Buku 'RDPD' secara keseluruhan memaparkan serangkaian petunjuk agar kita berusaha mendekati impian kita untuk menjadi kaya. Tetapi di akhir buku, Kiyosaki menegaskan bahwa semuanya berpulang pada seberapa keras usaha dan kontrol diri Anda. Buku kedua, 'CQ,' dicetak enam kali sepanjang tahun 2001. Di sini Kiyosaki menciptakan sebuah model yang disebut 'cashflow quadrant.' Model ini terdiri dari empat kuadran yang memetakan empat posisi orang dalam konteks finansial.

Buku setebal 330 halaman dan terdiri dari 18 bab ini memberikan petunjuk bagi kita untuk mengetahui di kuadran mana posisi kita dan membantu kita untuk berpindah ke kuadran yang lebih baik. Empat kuadran tersebut adalah kuadran E ('employee'), kuadran S ('self employee'), kuadran B ('business ownners'), dan kuadran I ('investor').

Di bagian pertama buku ini, Kiyosaki memaparkan perbedaan inti dari orang-orang pada masing-masing kuadran dengan menganalisis kata-kata mereka. Bagian kedua merupakan tahap-tahap membangkitkan potensi yang ada dalam diri untuk menjadi kaya. Bagian ketiga buku ini diisi nasehat Kiyosaki menjadi 'business ownners' dan 'investor' yang sukses. Intinya adalah kontrol diri, investasi, dan manajemen. Selain itu juga disuguhkan tujuh langkah menemukan jalur cepat kebebasan finansial Anda (Bab 11).

Buku ketiga, 'RDGI,' baru selesai diterjemahkan dan diterbitkan di Indonesia tiga pekan lalu. Buku ini lebih banyak memberikan petunjuk teknis investasi serta pelajaran tentang bagaimana mempertahankan bisnis yang telah Anda bangun. Ada tiga hal yang menurut Kiyosaki dapat dilakukan untuk mempertahankan bisnis kita, yaitu dengan menyumbangkan kecerdasan, pengalaman, dan uang Anda pada pihak-pihak yang membutuhkan.

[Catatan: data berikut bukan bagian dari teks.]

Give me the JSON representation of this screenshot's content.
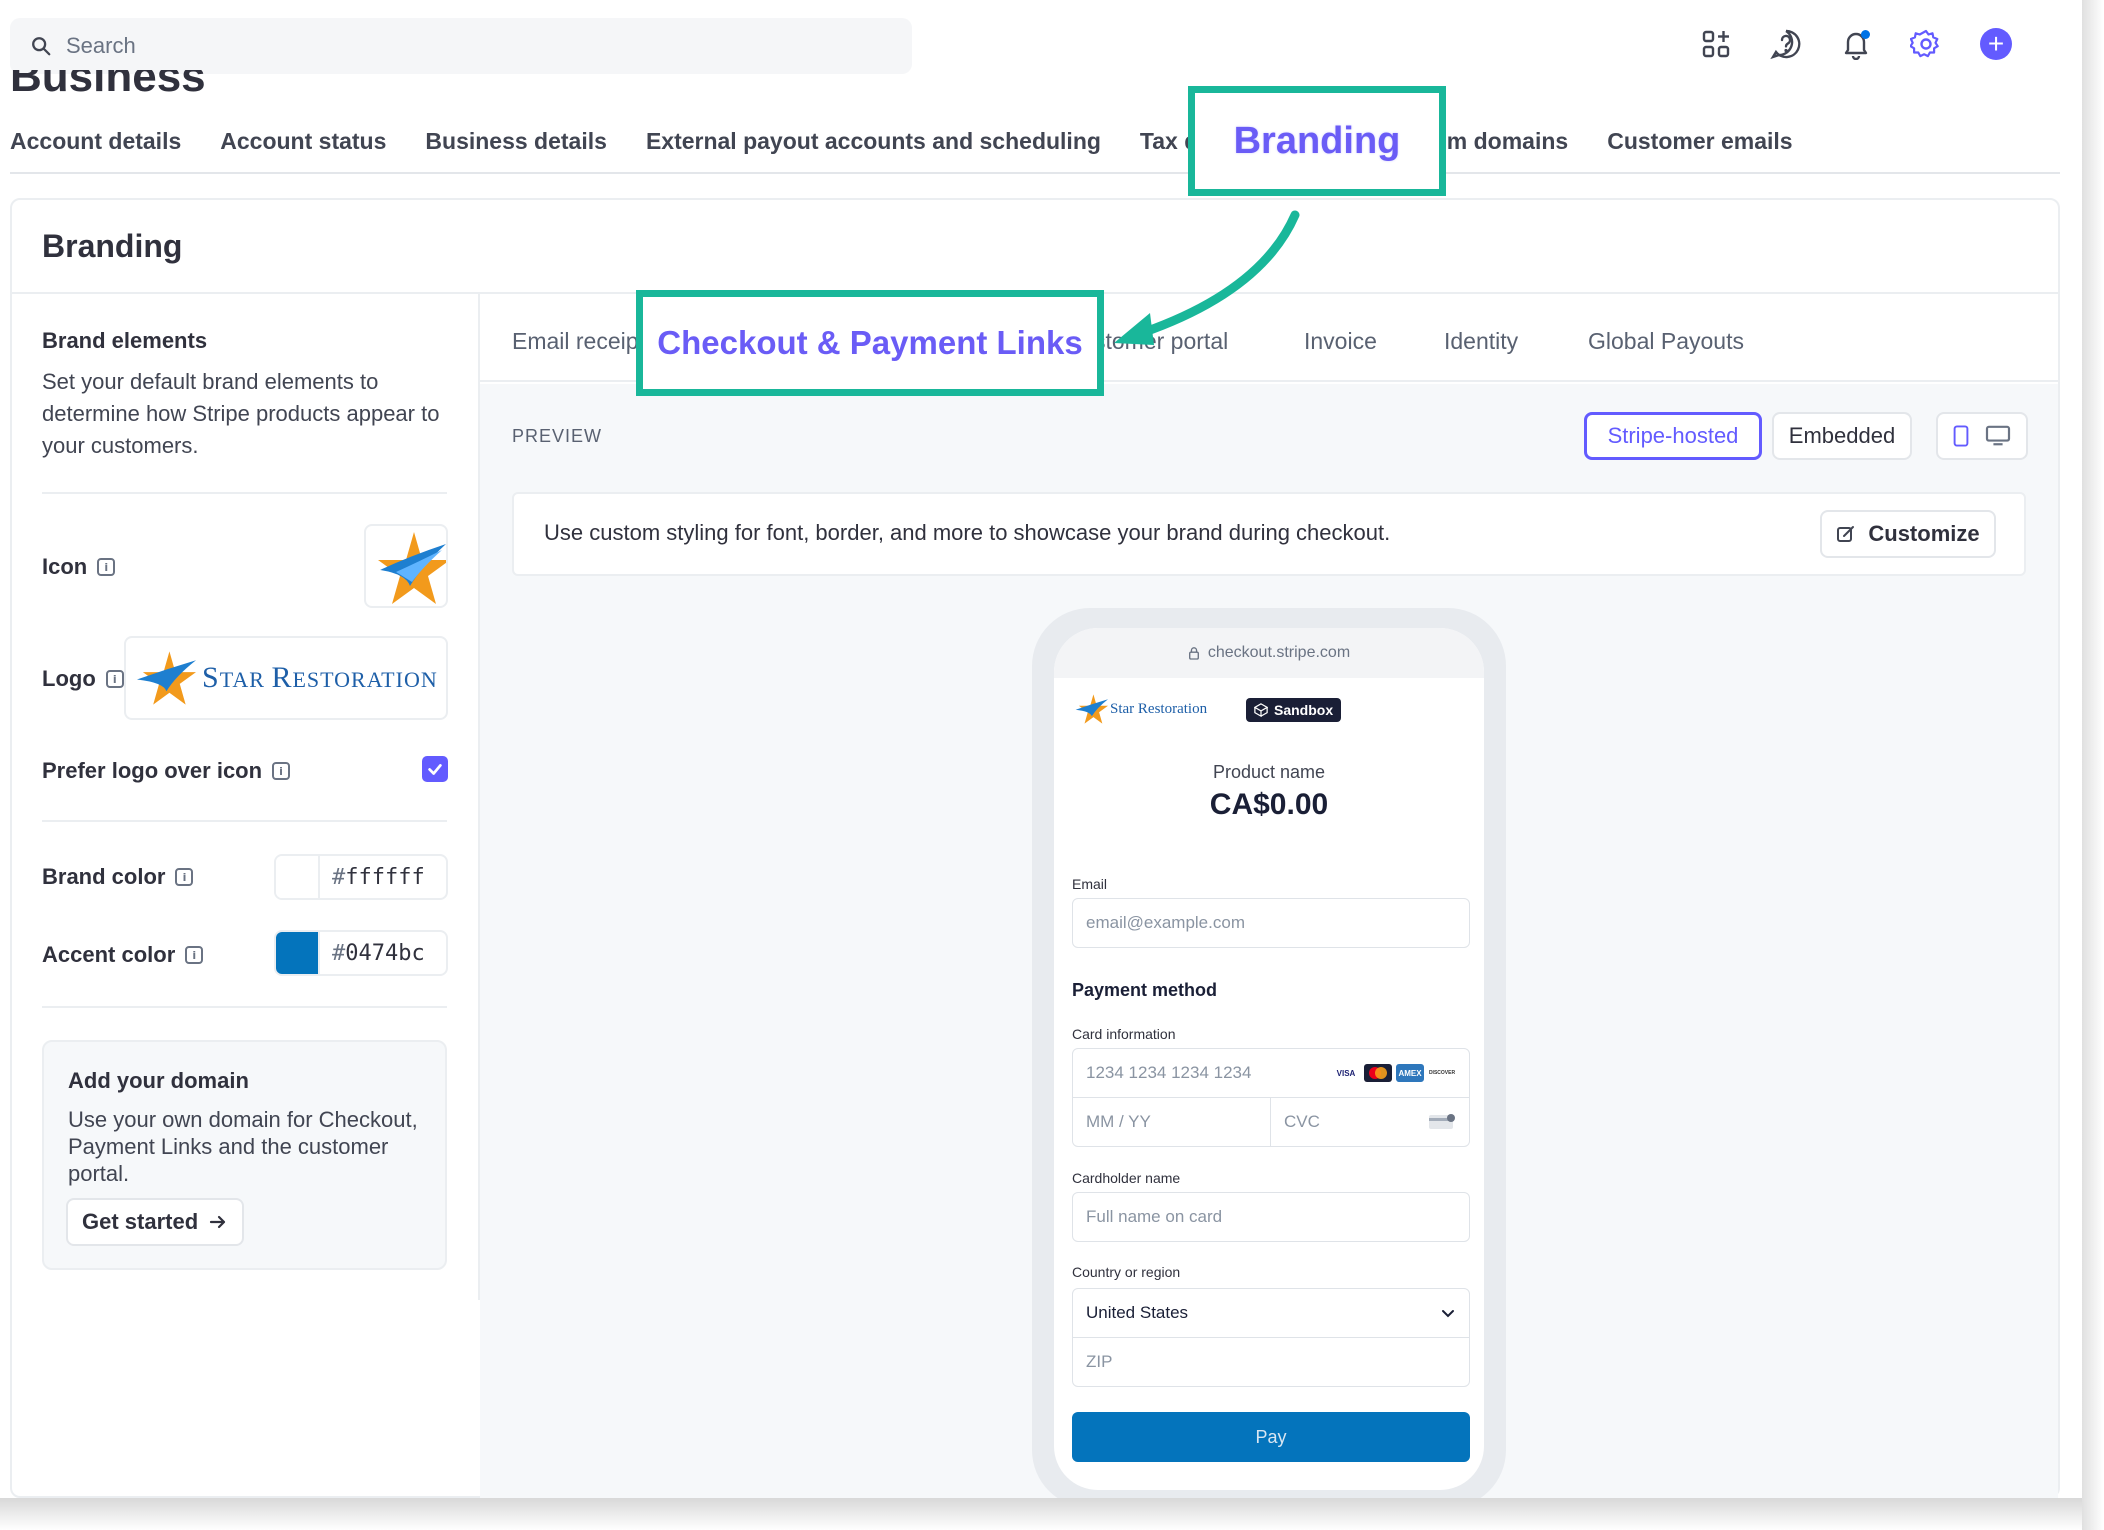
{
  "search": {
    "placeholder": "Search"
  },
  "page_title_partial": "Business",
  "top_tabs": [
    "Account details",
    "Account status",
    "Business details",
    "External payout accounts and scheduling",
    "Tax de",
    "tom domains",
    "Customer emails"
  ],
  "card": {
    "title": "Branding"
  },
  "brand_elements": {
    "title": "Brand elements",
    "description": "Set your default brand elements to determine how Stripe products appear to your customers.",
    "icon_label": "Icon",
    "logo_label": "Logo",
    "logo_text_big1": "S",
    "logo_text_small1": "TAR ",
    "logo_text_big2": "R",
    "logo_text_small2": "ESTORATION",
    "prefer_logo_label": "Prefer logo over icon",
    "prefer_logo_checked": true,
    "brand_color_label": "Brand color",
    "brand_color_hash": "#",
    "brand_color_value": "ffffff",
    "brand_color": "#ffffff",
    "accent_color_label": "Accent color",
    "accent_color_hash": "#",
    "accent_color_value": "0474bc",
    "accent_color": "#0474bc"
  },
  "domain_box": {
    "title": "Add your domain",
    "description": "Use your own domain for Checkout, Payment Links and the customer portal.",
    "button": "Get started"
  },
  "sub_tabs": [
    "Email receip",
    "stomer portal",
    "Invoice",
    "Identity",
    "Global Payouts"
  ],
  "preview": {
    "label": "PREVIEW",
    "mode_active": "Stripe-hosted",
    "mode_other": "Embedded",
    "banner_text": "Use custom styling for font, border, and more to showcase your brand during checkout.",
    "customize_button": "Customize"
  },
  "checkout": {
    "url": "checkout.stripe.com",
    "logo_text": "Star Restoration",
    "sandbox_badge": "Sandbox",
    "product_name": "Product name",
    "price": "CA$0.00",
    "email_label": "Email",
    "email_placeholder": "email@example.com",
    "payment_method_title": "Payment method",
    "card_info_label": "Card information",
    "card_number_placeholder": "1234 1234 1234 1234",
    "expiry_placeholder": "MM / YY",
    "cvc_placeholder": "CVC",
    "cardholder_label": "Cardholder name",
    "cardholder_placeholder": "Full name on card",
    "country_label": "Country or region",
    "country_value": "United States",
    "zip_placeholder": "ZIP",
    "pay_button": "Pay",
    "card_brands": [
      "VISA",
      "MC",
      "AMEX",
      "DISCOVER"
    ]
  },
  "annotations": {
    "branding_callout": "Branding",
    "checkout_callout": "Checkout & Payment Links",
    "callout_color": "#19b79a",
    "callout_text_color": "#6a5cf6"
  },
  "icons": [
    "search-icon",
    "apps-icon",
    "help-icon",
    "bell-icon",
    "gear-icon",
    "plus-icon",
    "info-icon",
    "check-icon",
    "arrow-right-icon",
    "phone-icon",
    "desktop-icon",
    "edit-icon",
    "lock-icon",
    "chevron-down-icon",
    "cvc-card-icon",
    "star-logo-icon",
    "sandbox-cube-icon"
  ]
}
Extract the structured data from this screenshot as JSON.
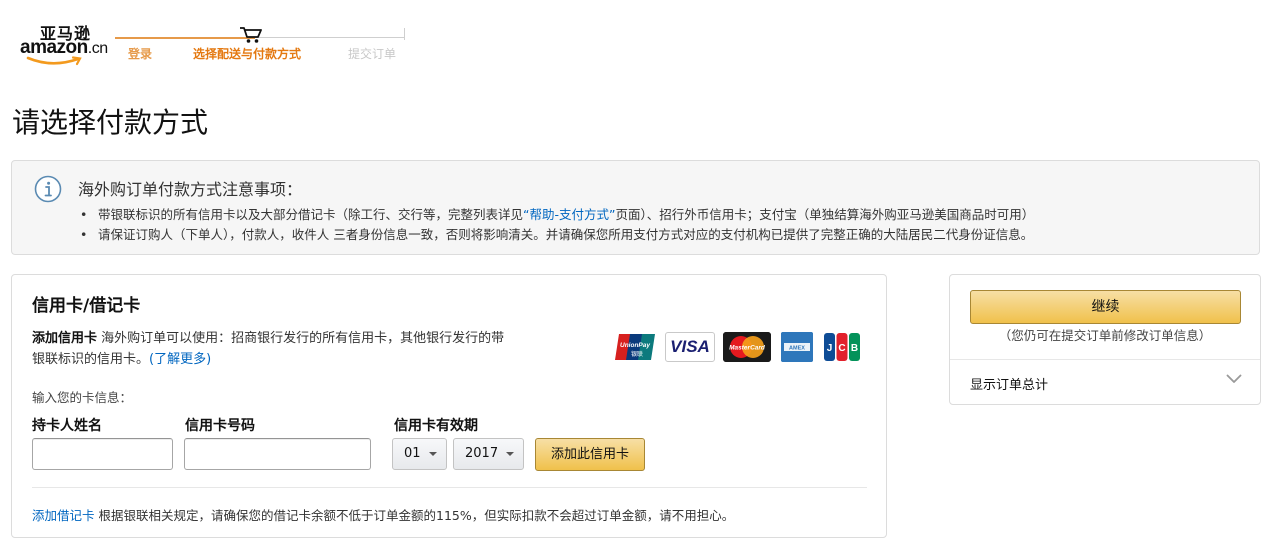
{
  "header": {
    "logo_cn": "亚马逊",
    "logo_en": "amazon",
    "logo_suffix": ".cn",
    "steps": [
      {
        "label": "登录",
        "state": "done"
      },
      {
        "label": "选择配送与付款方式",
        "state": "current"
      },
      {
        "label": "提交订单",
        "state": "todo"
      }
    ],
    "cart_icon": "cart-icon"
  },
  "page": {
    "title": "请选择付款方式"
  },
  "notice": {
    "icon": "info-icon",
    "title": "海外购订单付款方式注意事项：",
    "item1_before": "带银联标识的所有信用卡以及大部分借记卡（除工行、交行等，完整列表详见",
    "item1_link": "“帮助-支付方式”",
    "item1_after": "页面）、招行外币信用卡；支付宝（单独结算海外购亚马逊美国商品时可用）",
    "item2": "请保证订购人（下单人），付款人，收件人 三者身份信息一致，否则将影响清关。并请确保您所用支付方式对应的支付机构已提供了完整正确的大陆居民二代身份证信息。"
  },
  "card_panel": {
    "title": "信用卡/借记卡",
    "desc_bold": "添加信用卡",
    "desc_text": " 海外购订单可以使用：招商银行发行的所有信用卡，其他银行发行的带银联标识的信用卡。",
    "desc_link": "(了解更多)",
    "card_logos": [
      "UnionPay",
      "VISA",
      "MasterCard",
      "American Express",
      "JCB"
    ],
    "visa_text": "VISA",
    "input_label": "输入您的卡信息：",
    "fields": {
      "name_label": "持卡人姓名",
      "name_value": "",
      "number_label": "信用卡号码",
      "number_value": "",
      "expiry_label": "信用卡有效期",
      "month_value": "01",
      "year_value": "2017"
    },
    "add_card_button": "添加此信用卡",
    "debit_link": "添加借记卡",
    "debit_text": " 根据银联相关规定，请确保您的借记卡余额不低于订单金额的115%，但实际扣款不会超过订单金额，请不用担心。"
  },
  "summary": {
    "continue_button": "继续",
    "continue_note": "（您仍可在提交订单前修改订单信息）",
    "toggle_label": "显示订单总计",
    "toggle_icon": "chevron-down-icon"
  },
  "colors": {
    "progress_done": "#e69a4a",
    "progress_current": "#e47911",
    "link": "#0066c0",
    "button_yellow": "#f0c14b",
    "button_border": "#a88734"
  }
}
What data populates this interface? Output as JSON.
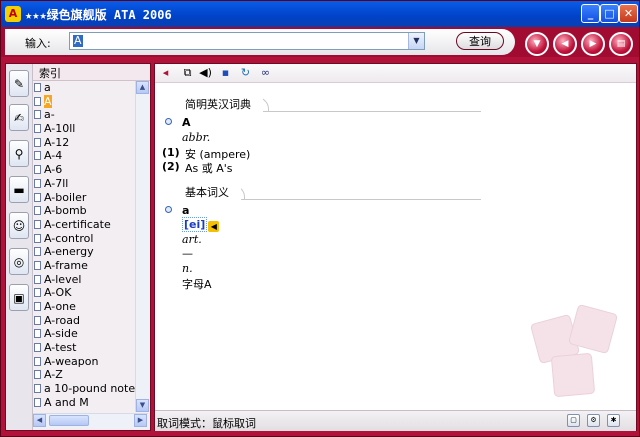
{
  "window": {
    "title": "★★★绿色旗舰版 ATA 2006"
  },
  "toolbar": {
    "input_label": "输入:",
    "search_value": "A",
    "query_button": "查询"
  },
  "nav_buttons": [
    "down-circle-icon",
    "back-icon",
    "forward-icon",
    "notebook-icon"
  ],
  "sidebar": {
    "index_label": "索引",
    "tool_icons": [
      "pencil-book-icon",
      "edit-icon",
      "magnifier-icon",
      "book-icon",
      "people-icon",
      "globe-icon",
      "clipboard-icon"
    ],
    "words": [
      "a",
      "A",
      "a-",
      "A-10ll",
      "A-12",
      "A-4",
      "A-6",
      "A-7ll",
      "A-boiler",
      "A-bomb",
      "A-certificate",
      "A-control",
      "A-energy",
      "A-frame",
      "A-level",
      "A-OK",
      "A-one",
      "A-road",
      "A-side",
      "A-test",
      "A-weapon",
      "A-Z",
      "a 10-pound note",
      "A and M"
    ],
    "selected_index": 1
  },
  "content": {
    "toolbar_icons": [
      "back-arrow-icon",
      "copy-icon",
      "speaker-icon",
      "save-icon",
      "refresh-icon",
      "binoculars-icon"
    ],
    "section1": {
      "title": "简明英汉词典",
      "headword": "A",
      "pos": "abbr.",
      "senses": [
        {
          "num": "(1)",
          "text": "安 (ampere)"
        },
        {
          "num": "(2)",
          "text": "As 或 A's"
        }
      ]
    },
    "section2": {
      "title": "基本词义",
      "headword": "a",
      "phonetic": "[ei]",
      "pos1": "art.",
      "dash": "—",
      "pos2": "n.",
      "meaning": "字母A"
    },
    "status": "取词模式：鼠标取词",
    "status_icons": [
      "window-icon",
      "settings-icon",
      "tools-icon"
    ]
  }
}
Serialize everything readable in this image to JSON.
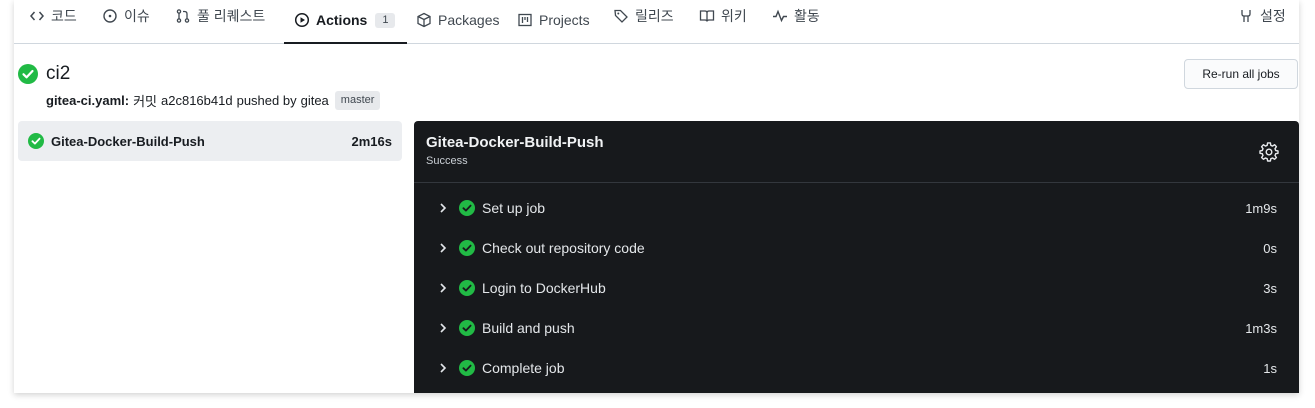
{
  "tabs": [
    {
      "label": "코드",
      "icon": "code-icon"
    },
    {
      "label": "이슈",
      "icon": "issue-icon"
    },
    {
      "label": "풀 리퀘스트",
      "icon": "pull-request-icon"
    },
    {
      "label": "Actions",
      "icon": "play-icon",
      "count": "1",
      "active": true
    },
    {
      "label": "Packages",
      "icon": "package-icon"
    },
    {
      "label": "Projects",
      "icon": "project-icon"
    },
    {
      "label": "릴리즈",
      "icon": "tag-icon"
    },
    {
      "label": "위키",
      "icon": "book-icon"
    },
    {
      "label": "활동",
      "icon": "pulse-icon"
    },
    {
      "label": "설정",
      "icon": "tools-icon"
    }
  ],
  "run": {
    "title": "ci2",
    "status": "success",
    "workflow": "gitea-ci.yaml:",
    "commit_label": "커밋",
    "commit_sha": "a2c816b41d",
    "pushed_by": "pushed by",
    "user": "gitea",
    "branch": "master"
  },
  "rerun_label": "Re-run all jobs",
  "jobs": [
    {
      "name": "Gitea-Docker-Build-Push",
      "duration": "2m16s",
      "status": "success"
    }
  ],
  "job_panel": {
    "title": "Gitea-Docker-Build-Push",
    "status_text": "Success",
    "steps": [
      {
        "name": "Set up job",
        "duration": "1m9s"
      },
      {
        "name": "Check out repository code",
        "duration": "0s"
      },
      {
        "name": "Login to DockerHub",
        "duration": "3s"
      },
      {
        "name": "Build and push",
        "duration": "1m3s"
      },
      {
        "name": "Complete job",
        "duration": "1s"
      }
    ]
  },
  "colors": {
    "success": "#21ba45",
    "panel_bg": "#17191c",
    "active_tab_border": "#181c21"
  }
}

Perry Tristianto, raja 'factory outlet' Bandung, mengaku bahwa gara-gara teori Kiyosaki, ia yang memulai kariernya di kuadran E sekarang mampu bermain di kuadran B . ''Pelajaran dari Kiyosaki sebagian besar terjadi pada kehidupan saya,'' papar Perry.

Terdiri dari kurang lebih 400 halaman, buku ini memberikan pandangan komprehensif mengenai pemikiran-pemikiran Kiyosaki dalam bentuk tips-tips yang dikemas secara menarik. Semuanya digelar dalam bahasa yang sederhana dan sistematis. Artinya bisa dicerna dengan mudah oleh siapa pun.

Di tengah terpuruknya perekonomian kita, trilogi Kiyosaki memang menawarkan angin segar. Apalagi buku ini memang ditulis Kiyosaki pada suatu periode hidupnya yang serba sulit. Kiyosaki sempat mengalami keterpurukan, kehilangan tempat tinggal, menjadi orang yang terpinggirkan, dan jatuh sakit.

''Di saat semua pihak tidak yakin kita bisa bangkit, buku ini benar-benar memberikan inspirasi pada kita. Yang paling penting adalah bagaimana kita mengarahkan kekuatan diri sendiri untuk membangun sesuatu,'' kata Tri Utomo.